Part I – Is your child the type who would benefit from a
birth family search?
By: Dina McQueen, M.A.
I hope that in sharing our story, I can
facilitate other adoptive parents and children to achieve the clarity they have
been seeking, and perhaps even complete their journey with first family
reunification.
Some adopted children will not express interest in knowing
their past. Others will become obsessed with exploring their roots. In my experience
as an adoptive mother of one daughter from northern Ethiopian, you will not
know which personality your child owns until she acquires the language to tell
you so.
Around eighteen months, while side-by-side in the bath,
Aster began placing her tiny arm next to mine, clearly interested in the
difference she saw. Her minimal language skills at the time included pointing
out colors, perhaps because my husband, her dad, is an artist and art supplies
fill various corners and rooms of our home. At this early age, she seemed to
take some pride in correcting me when I would choose a pink crayon, call it
pink, because she knew that it was “light pink,” as opposed to “dark pink.”

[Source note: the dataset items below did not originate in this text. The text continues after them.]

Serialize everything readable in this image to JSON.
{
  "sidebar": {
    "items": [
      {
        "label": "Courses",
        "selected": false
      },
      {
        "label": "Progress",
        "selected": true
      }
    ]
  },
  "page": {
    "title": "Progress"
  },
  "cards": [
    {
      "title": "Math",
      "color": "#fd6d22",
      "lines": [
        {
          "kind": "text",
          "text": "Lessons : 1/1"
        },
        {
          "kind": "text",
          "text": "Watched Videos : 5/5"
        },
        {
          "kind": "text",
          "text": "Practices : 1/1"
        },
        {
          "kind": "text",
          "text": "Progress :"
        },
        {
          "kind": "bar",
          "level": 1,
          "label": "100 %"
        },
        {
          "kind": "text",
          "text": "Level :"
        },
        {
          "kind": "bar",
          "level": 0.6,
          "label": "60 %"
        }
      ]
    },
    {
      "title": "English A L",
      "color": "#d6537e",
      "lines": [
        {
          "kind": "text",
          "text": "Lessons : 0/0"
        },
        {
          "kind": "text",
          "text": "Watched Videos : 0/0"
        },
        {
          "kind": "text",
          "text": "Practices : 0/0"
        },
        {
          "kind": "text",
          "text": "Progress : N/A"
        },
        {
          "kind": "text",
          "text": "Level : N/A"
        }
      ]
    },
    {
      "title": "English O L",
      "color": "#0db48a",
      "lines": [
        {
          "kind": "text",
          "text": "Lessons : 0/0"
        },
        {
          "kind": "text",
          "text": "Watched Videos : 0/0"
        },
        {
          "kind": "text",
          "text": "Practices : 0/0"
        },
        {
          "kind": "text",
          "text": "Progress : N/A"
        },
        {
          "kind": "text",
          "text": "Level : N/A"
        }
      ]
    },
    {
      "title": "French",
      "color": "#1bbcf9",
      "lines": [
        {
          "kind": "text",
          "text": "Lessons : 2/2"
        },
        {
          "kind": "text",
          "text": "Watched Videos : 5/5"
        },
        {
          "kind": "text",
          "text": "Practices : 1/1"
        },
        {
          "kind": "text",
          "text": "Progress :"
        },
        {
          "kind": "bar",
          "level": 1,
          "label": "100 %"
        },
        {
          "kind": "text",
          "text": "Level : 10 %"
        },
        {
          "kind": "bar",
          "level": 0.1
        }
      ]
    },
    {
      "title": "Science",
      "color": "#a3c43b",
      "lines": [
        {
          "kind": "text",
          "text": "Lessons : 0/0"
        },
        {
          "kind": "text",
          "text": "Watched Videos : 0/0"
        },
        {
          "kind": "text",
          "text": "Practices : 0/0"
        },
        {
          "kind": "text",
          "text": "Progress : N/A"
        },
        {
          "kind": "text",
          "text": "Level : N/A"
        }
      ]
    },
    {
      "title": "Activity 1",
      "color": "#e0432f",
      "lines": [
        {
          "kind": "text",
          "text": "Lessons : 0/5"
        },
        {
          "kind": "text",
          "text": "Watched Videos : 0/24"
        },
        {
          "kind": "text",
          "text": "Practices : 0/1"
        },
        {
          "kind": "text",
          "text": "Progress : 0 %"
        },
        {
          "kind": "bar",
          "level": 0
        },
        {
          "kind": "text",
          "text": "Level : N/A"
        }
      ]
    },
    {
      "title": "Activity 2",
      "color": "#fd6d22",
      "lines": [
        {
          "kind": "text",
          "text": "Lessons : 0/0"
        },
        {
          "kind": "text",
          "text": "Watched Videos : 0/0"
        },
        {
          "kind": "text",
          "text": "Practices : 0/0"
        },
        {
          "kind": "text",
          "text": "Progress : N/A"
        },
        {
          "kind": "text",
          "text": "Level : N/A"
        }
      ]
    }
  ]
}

At the park, on rare occasions, various pale children would
open their mouths and burst through with uncensored comments, such as, “Hey,
why is that girl black and her mommy is white?”
My child didn’t understand. Or maybe she did.
Even though I waited it out, hoping that we might be okay
living life as it was, by the time Aster approached four, I knew for sure our
daughter did not belong in the “not interested” category; it was time to do
something to help her know from where she came. Unfortunately, our adoption
agency had given us nothing to go by. But, I did have some clues. And I knew
that it was my responsibility as her mother to do everything humanly possible
to find out if her first mother was alive, and if she was, I needed to continue
until we made contact. If it was the last thing I ever claimed to do right as
her mom, by God I was going to do it.